Aldo Cazzullo per il Corriere della Sera- Estratti
La sua autobiografia che esce oggi, scritta con Mario Desiati e pubblicata da Mondadori, si intitola «Cadere, rialzarsi, cadere, rialzarsi».
«C’è qualcosa di masochista, nel portiere. I campi della mia giovinezza erano gli stessi degli anni 70: l’area dura come il cemento. I vecchi portieri li riconosci dalle mani ferite, dai fianchi dolenti, dalle tante volte che sono caduti fino a sanguinare. Ho avuto un solo procuratore nella vita, Silvano Martina. E l’ho scelto perché aveva le mani piene di cicatrici. Mani da portiere».

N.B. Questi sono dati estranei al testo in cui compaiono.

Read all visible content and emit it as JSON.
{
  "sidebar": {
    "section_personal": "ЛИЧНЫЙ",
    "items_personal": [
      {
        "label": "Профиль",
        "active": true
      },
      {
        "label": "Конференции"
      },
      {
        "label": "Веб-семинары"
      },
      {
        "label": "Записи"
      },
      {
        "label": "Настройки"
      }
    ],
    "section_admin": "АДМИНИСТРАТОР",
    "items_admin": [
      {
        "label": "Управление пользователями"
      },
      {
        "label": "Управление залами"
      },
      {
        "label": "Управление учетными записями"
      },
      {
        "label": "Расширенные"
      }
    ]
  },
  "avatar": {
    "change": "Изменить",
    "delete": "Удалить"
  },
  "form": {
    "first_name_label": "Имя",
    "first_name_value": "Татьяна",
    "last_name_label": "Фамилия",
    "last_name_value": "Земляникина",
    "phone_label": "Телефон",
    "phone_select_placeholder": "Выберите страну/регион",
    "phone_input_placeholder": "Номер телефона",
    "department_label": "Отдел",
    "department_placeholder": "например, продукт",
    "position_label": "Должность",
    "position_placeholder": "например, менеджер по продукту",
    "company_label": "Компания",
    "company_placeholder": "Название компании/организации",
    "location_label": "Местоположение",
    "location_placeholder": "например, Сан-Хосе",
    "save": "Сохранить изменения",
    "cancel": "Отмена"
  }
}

A leggere il libro, pare che nel portiere ci sia anche una vena di follia. Almeno in lei.
«Sì, una vena di follia ce l’ho. Il portiere parla da solo. Parla con i suoi guantoni. Soprattutto, ho sempre avuto una buona dose di strafottenza. Senza di quella, non sarei sopravvissuto».
Perché?
«Provi lei a esordire in serie A a 17 anni con il Parma primo in classifica, contro il Milan a pari merito».
Era il 1995.
«Nel sottopassaggio incrociai gli sguardi di Weah, Boban, Costacurta, Baresi. A un certo punto sentii una pacca sulla spalla. Era Paolo Maldini, che mi incoraggiava. Anche lui aveva esordito in A da ragazzino: sapeva cosa voleva dire. Non ho mai dimenticato quel gesto. Paolo Maldini non è stato soltanto un calciatore immenso; ha le due qualità che ammiro di più in un uomo, lealtà e coraggio».
A fine partita lei è sempre andato ad abbracciare gli avversari. Tutti amici?
«No. Ricordo un attaccante del Benfica che mi diede un calcio terribile alla mano, palesemente apposta, mi fece un male tremendo, e mi guardò senza nessuna intenzione di chiedere scusa».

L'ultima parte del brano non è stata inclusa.